Personnellement, j'ai choisi de traduire « feiner Knabe », dans ce contexte, plutôt par « joli garçon » que par « gentil garçon »...
D'autres choses me déplaisent :
Traduire « Ich liebe dich, mich reizt deine schöne Gestalt » par « Je t'aime, ton joli visage me touche », n'exprime pas du tout le désir sexuel sous-jacent de l'expression. Déjà « visage » ne correspond pas à Gestalt, il se traduit par « Gesicht ». On dirait que les traducteurs (c'est assez général ) ...ont peur de ce que l'expression signifie vraiment – et cette signification est d'ailleurs totalement confirmée par la suite du poème : »et si tu ne veux pas, j'utiliserai la force »
Voici la traduction personnelle complète que je propose, et qui va se faire dresser etc...Mais, je le répète : je l'assume, dans l'esprit d'un compromis à mon sens le meilleur possible avec ce qu'à voulu faire sentir l'auteur... Je suis disposée à recevoir l'avis des uns – des unes – et l'inverse > traduire : des unes et des uns ! (priorité délicate en ces temps tourmentés héhé!)
ERLKönig
Ma traduction
Qui chevauche si tard dans la nuit et le vent
C'est le père avec son enfant
Dans une étreinte ferme pleine de douceur
Il tient l'enfant bien au chaud sur son coeur
Mon fils, pourquoi cacher ce visage angoissé ?
Père, ne vois-tu pas le roi des Aulnes passer ?
Le roi des Aulnes, avec traîne et couronnes ?
Mon fils, c'est n'est que le brouillard d'automne
Toi cher enfant, viens, pars avec moi
Je jouerai à de bien jolis jeux avec toi
Sur la rive il y a tant de fleurs colorées
Et ma mère possède tant de robes dorées
Mon père, mon père, n'entends-tu pas
Ce que le roi des Aulnes promets tout bas ?
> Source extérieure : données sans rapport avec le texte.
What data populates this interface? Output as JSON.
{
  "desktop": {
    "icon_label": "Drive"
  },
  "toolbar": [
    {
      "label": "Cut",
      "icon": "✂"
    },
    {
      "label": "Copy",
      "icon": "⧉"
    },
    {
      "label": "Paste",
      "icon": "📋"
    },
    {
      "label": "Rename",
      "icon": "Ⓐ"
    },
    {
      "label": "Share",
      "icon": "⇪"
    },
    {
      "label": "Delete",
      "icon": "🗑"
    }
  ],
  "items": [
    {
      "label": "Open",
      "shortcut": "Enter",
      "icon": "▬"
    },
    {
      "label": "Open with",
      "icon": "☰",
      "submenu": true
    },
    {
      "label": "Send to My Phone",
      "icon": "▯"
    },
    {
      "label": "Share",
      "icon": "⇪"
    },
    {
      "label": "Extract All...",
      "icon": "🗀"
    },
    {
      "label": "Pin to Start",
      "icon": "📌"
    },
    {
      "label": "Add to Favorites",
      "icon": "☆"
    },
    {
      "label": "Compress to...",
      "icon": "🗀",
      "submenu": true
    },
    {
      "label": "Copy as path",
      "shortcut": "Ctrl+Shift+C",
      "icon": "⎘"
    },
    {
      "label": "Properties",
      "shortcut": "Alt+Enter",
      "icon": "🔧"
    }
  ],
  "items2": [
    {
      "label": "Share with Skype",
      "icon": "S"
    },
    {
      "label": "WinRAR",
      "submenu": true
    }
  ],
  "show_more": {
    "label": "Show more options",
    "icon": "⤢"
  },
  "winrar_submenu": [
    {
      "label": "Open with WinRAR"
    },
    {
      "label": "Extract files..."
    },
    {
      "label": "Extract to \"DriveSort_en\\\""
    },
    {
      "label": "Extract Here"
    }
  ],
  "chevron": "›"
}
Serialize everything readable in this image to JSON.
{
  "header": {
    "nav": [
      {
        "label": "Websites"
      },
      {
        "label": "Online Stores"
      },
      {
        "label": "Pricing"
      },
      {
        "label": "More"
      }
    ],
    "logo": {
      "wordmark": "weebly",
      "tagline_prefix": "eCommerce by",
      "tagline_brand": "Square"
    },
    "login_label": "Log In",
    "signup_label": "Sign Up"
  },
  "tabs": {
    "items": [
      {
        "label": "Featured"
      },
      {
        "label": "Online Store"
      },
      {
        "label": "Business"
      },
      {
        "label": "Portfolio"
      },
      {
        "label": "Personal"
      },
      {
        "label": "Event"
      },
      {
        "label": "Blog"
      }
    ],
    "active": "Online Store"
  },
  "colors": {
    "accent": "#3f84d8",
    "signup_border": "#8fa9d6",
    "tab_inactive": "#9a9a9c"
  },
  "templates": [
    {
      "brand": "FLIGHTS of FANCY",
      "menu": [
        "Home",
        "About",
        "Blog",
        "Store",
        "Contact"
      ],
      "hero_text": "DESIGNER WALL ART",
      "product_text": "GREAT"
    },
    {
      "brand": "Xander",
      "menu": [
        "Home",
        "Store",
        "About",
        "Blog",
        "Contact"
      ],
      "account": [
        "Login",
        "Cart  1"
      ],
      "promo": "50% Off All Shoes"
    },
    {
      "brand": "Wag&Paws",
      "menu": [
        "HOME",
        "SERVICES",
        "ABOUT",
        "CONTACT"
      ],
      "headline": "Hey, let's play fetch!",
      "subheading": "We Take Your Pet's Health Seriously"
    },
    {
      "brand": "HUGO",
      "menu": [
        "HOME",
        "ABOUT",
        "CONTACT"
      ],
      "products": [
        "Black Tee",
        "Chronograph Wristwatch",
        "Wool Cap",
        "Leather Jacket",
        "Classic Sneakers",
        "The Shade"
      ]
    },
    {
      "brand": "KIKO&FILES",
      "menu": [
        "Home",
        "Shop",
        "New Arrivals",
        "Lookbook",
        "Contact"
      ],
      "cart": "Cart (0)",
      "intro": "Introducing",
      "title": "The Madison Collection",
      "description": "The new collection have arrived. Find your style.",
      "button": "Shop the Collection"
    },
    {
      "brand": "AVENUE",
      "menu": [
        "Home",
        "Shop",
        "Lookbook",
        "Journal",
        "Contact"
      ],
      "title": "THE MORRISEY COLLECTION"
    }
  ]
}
Calme-toi, reste serein, mon enfant
Sous les feuilles mortes souffle le vent
Veux-tu joli garçon venir avec moi
Mes filles s'apprêtent à danser pour toi
Elles mènent le bal la nuit...Tu viens !?
Leurs chants lascifs te berceront bien
Mon père, mon père, ne vois-tu pas dans l'ombre
Les filles du roi des Aulnes dans les coins sombres !?
Mon fils, mon fils, oui, je le vois bien
Ce ne sont que des saules – ce n'est rien...
Je t'aime – ta belle silhouette m'inspire
Et si tu ne veux pas, j'imposerai mon désir
Mon père, mon père, il me prend pour sa proie
La roi des Aulnes me fait mal et me broye !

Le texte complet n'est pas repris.